Петербургские трущобы. Том 2 - Крестовский Всеволод Владимирович - Страница 112
- Предыдущая
- 112/187
- Следующая
– «Жизнь! Что ты? – Сад заглохший», сказал мудрец, сударыня, – отбояривался черепослов. – И вопрос этот весьма труден, я не могу разрешить его сразу.
– Ну, так вот что: я даю вам неделю сроку. В следующую пятницу, когда мы опять здесь встретимся, вы мне должны привезти разрешение моей проблемы.
А пока она задавала свои вопросы, успел прибыть и еще один гость из самых почтенных. Это был граф Солдафон-Единорогов, который являл из себя гладко выбритую фигуру высокого, плотного старика, звучно и крепко опиравшегося на черную палку, при вечном старании придать нечто орлиное своей закинутой назад физиономии. Он, в качестве бывшего воина, постоянно носил наглухо застегнутый фрак, украшенный блестящими регалиями, и высокий черный галстух старовоенного покроя, который вполне скрывал под собою малейшие признаки белья и твердо подпирал обе графские щеки. Старик придавал необыкновенный вес и значение своим визитам, и потому посещения его к Савелию Никаноровичу были весьма не часты, так как он старался всегда выбирать те вечера, присутствовать на которых изъявила желание и княгиня Настасья Ильинишна: он питал к ней большое почтение, считал себя вполне равным ей и поэтому полагал, что уже если оказывать честь своим посещением, то оказывать ее одновременно с княгиней Долгово-Петровской, что выходило всегда как-то блистательней и оставляло свое впечатление. Граф Солдафон-Единорогов принадлежал к числу «огорченных», недовольных современным ходом событий русской жизни и при каждом удобном случае громко заявлял свой негодующий протест. Его называли «либералом с другого конца».
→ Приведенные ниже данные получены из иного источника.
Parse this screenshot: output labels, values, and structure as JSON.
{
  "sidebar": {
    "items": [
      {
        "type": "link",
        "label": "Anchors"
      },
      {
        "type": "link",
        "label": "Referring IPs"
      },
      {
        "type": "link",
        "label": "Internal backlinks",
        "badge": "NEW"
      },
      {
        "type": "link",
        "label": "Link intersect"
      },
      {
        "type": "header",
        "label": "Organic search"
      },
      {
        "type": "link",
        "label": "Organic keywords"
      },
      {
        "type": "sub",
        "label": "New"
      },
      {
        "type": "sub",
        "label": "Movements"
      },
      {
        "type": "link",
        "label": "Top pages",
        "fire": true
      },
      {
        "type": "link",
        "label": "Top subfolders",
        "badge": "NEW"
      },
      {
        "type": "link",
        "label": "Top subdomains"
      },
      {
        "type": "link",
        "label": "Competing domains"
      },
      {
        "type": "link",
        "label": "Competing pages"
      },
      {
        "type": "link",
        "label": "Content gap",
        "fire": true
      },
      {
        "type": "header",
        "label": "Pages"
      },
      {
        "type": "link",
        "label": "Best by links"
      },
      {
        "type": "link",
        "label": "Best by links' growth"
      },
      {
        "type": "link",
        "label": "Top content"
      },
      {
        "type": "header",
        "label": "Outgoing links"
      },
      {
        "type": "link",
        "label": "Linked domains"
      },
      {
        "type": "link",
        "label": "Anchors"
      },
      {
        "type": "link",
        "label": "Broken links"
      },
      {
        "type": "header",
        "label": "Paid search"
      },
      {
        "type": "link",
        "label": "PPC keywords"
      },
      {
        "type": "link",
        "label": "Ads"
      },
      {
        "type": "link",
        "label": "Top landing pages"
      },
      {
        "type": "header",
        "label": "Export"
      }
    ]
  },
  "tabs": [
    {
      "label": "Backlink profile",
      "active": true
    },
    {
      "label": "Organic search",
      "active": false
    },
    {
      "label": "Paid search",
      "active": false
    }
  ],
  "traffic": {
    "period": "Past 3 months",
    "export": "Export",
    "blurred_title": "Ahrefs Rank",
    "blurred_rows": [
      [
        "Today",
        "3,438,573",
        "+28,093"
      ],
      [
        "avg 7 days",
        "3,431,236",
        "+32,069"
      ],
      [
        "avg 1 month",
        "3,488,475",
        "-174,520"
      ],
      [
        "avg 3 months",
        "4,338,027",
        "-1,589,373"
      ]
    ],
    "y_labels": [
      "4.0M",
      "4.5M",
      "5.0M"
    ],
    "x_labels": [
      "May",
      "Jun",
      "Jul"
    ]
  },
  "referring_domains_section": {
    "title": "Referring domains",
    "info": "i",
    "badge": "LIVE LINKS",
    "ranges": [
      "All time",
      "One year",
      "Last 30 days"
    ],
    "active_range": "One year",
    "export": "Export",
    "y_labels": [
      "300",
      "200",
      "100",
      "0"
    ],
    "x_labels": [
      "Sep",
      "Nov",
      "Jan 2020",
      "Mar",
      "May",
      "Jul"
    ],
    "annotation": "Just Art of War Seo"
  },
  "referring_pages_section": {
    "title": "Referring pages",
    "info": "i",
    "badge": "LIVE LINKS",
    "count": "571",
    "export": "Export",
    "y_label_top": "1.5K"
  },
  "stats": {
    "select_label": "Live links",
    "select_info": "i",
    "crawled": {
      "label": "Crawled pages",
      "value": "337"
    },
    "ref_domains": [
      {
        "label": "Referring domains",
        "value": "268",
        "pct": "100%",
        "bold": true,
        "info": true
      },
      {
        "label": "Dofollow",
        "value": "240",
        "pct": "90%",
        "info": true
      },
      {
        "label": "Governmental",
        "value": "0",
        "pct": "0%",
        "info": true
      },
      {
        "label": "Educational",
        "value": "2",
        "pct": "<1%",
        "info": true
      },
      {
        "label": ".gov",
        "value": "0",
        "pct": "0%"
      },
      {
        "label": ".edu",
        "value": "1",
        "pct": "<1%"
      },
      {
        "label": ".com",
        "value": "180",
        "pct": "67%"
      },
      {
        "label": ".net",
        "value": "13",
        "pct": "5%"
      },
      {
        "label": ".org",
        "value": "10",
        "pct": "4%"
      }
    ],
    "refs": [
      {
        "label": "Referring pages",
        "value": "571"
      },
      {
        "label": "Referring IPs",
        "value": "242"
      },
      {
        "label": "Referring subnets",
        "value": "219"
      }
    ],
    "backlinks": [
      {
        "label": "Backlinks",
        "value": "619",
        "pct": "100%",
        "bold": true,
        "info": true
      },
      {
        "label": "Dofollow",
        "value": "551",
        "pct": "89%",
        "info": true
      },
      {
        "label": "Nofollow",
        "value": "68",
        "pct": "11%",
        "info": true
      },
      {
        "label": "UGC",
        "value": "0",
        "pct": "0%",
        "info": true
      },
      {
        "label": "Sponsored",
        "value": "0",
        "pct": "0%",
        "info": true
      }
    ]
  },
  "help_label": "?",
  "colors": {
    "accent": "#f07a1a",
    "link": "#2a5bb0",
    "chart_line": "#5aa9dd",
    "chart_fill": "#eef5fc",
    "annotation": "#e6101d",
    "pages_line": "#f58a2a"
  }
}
Первое, что почел он нужным сообщить хозяевам, с достоинством раскланиваясь с ними, было известие, что княгиня Настасья Ильинишна непременно хотела быть у них сегодня. Хотя хозяева знали об этом и без него, однако он думал все-таки доставить им большое удовольствие сообщением, услышанным из его собственных уст, а через какие-нибудь пять минут, в отдельном кружке самых солидных и достойных гостей Савелия Никаноровича авторитетно раздавался уже его голос, в котором даже и нечуткое ухо ясно могло бы расслушать огорченное раздражение.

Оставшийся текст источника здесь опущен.